Résumé de la décision
Le 1er février 2024, le préfet des Yvelines a demandé au tribunal administratif de Versailles de mettre fin à l'astreinte prononcée à l'encontre de l'État pour non-exécution de l'obligation de présenter une offre de logement à Mme B A. Cette dernière avait été reconnue prioritaire pour un logement social par la commission de médiation. Cependant, elle a refusé trois offres de logements qui lui ont été proposées, indiquant qu'elle avait déjà emménagé dans un logement de type T3. Le tribunal a décidé qu'il n'y avait pas lieu de liquider l'astreinte, considérant que l'État s'était acquitté de son obligation dès le 27 juillet 2023, date à laquelle Mme A a renoncé à la décision de la commission.
Arguments pertinents
1. Reconnaissance de l'urgence : Le tribunal rappelle que, selon le Code de la construction et de l'habitation, un demandeur de logement social reconnu comme prioritaire doit recevoir une offre de logement dans un délai fixé. Cependant, dans le cas présent, Mme A a refusé les offres qui lui ont été faites, ce qui a conduit à la conclusion que l'État avait satisfait à son obligation.

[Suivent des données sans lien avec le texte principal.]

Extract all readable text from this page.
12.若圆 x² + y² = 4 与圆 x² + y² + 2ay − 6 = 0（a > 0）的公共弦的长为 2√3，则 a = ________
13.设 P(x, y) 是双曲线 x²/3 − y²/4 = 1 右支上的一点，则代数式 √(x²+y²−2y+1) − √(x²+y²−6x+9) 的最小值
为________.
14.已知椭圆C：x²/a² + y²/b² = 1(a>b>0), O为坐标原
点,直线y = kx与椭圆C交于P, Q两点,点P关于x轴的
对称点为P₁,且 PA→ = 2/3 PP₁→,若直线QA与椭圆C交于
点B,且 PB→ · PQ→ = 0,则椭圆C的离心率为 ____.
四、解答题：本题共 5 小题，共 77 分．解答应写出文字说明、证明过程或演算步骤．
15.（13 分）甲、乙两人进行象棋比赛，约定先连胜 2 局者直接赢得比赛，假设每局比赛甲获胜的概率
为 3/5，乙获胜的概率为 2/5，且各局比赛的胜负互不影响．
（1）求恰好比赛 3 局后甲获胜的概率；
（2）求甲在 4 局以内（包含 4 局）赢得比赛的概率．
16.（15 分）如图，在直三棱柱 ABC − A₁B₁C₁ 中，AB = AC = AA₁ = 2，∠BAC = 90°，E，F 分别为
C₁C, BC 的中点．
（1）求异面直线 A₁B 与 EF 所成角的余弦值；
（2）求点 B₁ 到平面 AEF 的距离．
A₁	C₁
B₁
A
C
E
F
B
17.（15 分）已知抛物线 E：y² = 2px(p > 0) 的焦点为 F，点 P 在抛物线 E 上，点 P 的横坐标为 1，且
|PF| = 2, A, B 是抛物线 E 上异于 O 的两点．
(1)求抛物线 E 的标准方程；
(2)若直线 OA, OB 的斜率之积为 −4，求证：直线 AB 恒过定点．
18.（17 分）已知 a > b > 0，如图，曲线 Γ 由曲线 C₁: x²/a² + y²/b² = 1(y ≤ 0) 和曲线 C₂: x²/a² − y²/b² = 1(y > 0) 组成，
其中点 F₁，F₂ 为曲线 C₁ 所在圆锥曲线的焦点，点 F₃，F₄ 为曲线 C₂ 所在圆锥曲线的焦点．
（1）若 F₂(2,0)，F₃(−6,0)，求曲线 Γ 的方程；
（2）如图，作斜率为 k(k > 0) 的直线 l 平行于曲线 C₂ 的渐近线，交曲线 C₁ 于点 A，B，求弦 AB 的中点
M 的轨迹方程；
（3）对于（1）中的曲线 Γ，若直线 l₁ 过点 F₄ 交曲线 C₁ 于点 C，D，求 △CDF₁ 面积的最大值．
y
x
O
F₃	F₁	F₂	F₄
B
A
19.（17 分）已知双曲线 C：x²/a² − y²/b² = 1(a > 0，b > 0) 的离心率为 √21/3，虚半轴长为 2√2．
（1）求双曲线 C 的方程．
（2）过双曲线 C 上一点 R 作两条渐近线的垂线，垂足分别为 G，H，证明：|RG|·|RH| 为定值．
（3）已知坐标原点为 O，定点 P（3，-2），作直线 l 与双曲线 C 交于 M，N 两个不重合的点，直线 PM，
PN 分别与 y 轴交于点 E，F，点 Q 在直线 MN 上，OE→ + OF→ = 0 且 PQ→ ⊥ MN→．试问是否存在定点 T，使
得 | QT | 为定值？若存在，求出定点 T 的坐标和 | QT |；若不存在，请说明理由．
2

2. Renonciation de Mme A : Le tribunal souligne que Mme A a clairement exprimé son renoncement à l'obligation de logement qui lui avait été accordée, en choisissant de rester dans son logement actuel. Cela a eu pour effet de libérer l'État de son obligation d'exécution de l'injonction. Le tribunal note : "L'administration se trouvait ainsi déliée, à la date du 27 juillet 2023, de l'obligation d'exécution de l'injonction prononcée par l'ordonnance du 17 mars 2023."
3. Faible retard d'exécution : Le tribunal a également pris en compte le faible retard d'exécution de l'ordonnance, ce qui a conduit à la décision de ne pas liquider l'astreinte. Cela est en accord avec l'article R. 778-8 du code de justice administrative, qui permet de modérer ou de ne pas liquider l'astreinte dans certaines circonstances.
Interprétations et citations légales
1. Code de la construction et de l'habitation - Article L. 441-2-3-1 : Cet article stipule que le demandeur de logement social reconnu prioritaire doit recevoir une offre de logement dans un délai fixé. Il précise également que l'astreinte doit être versée au Fonds national d'accompagnement vers et dans le logement tant qu'elle n'est pas liquidée définitivement par le juge.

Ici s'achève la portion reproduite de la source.